Kültür tarihi boyunca kadının üzerine kodlanan olumsuz, ikincil, zayıf olan dişilik imajı, güzelliğe dair söylemler aracılığıyla yeniden üretilmektedir. Bir diğer ifade ile tüketim kalıpları altında bir dayatmaya dönüşen ve sadece dış görünüşü iyileştirmeye odaklı günümüz güzellik ideali, olumsuz dişilik imajını güçlendirmektedir. Kişilik, akıl ya da zekâ gibi özelliklerinden bağımsız olarak sunulan bu güzellik ideali problematik olduğu kadar medyatiktir de.
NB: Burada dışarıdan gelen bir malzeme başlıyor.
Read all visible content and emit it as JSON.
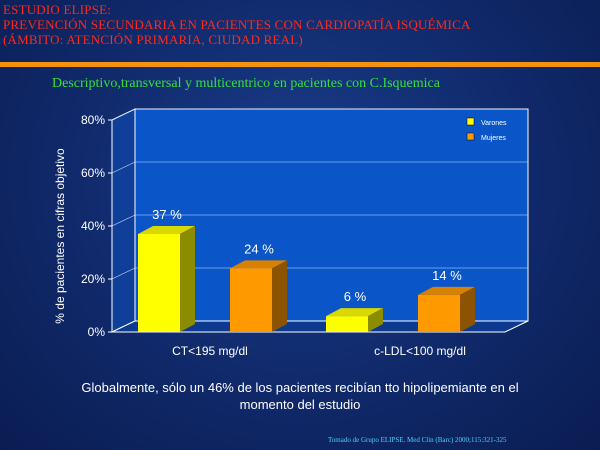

Sonuç olarak medyanın cinsiyetçi yaklaşımı bağlamında, eşitsizlik, şiddet, pornografi ve özellikle genç kızlar üzerinde patolojik ve toplumsal beden imajı baskısı gibi pek çok kadın sorununa “güzellik dayatması altında metalaşan kadın sorunu”nu da dâhil etmek yerinde olacaktır.

Ebru GÜZEL


Kaynakça;

Sezgin, S. & Şenol, Selmin. (2010). Medyadaki Kadın İmgesi: Anne. 21. Yüzyılın Eşiğinde Kadınlar: Değişim ve Güçlenme (Cilt IV) içinde (ss. 459-463). İzmir: Uluslararası Multidisipliner Kadın Kongresi.

Silkü, H. Aydan. (2010). Medyada Kadının Temsili. 21. Yüzyılın Eşiğinde Kadınlar: Değişim ve Güçlenme (Cilt IV) içinde (ss. 104-114). İzmir: Uluslararası Multidisipliner Kadın Kongresi.

Toker, Huriye. (2010). Norveç Ve Türk Haber Medyasında Cinsiyet Temsiline İlişkin Karşılaştırmalı Bir Çalışma. 21. Yüzyılın Eşiğinde Kadınlar: Değişim ve Güçlenme” (Cilt IV) içinde (ss.115-124) . İzmir: Uluslararası Multidisipliner Kadın Kongresi.

Türk, H. Bahadır.  (2010). “Eril Tahakkümü Yeniden Düşünmek: Erkeklik Çalışmaları İçin Bir İmkân Olarak Pierre Bourdieu”.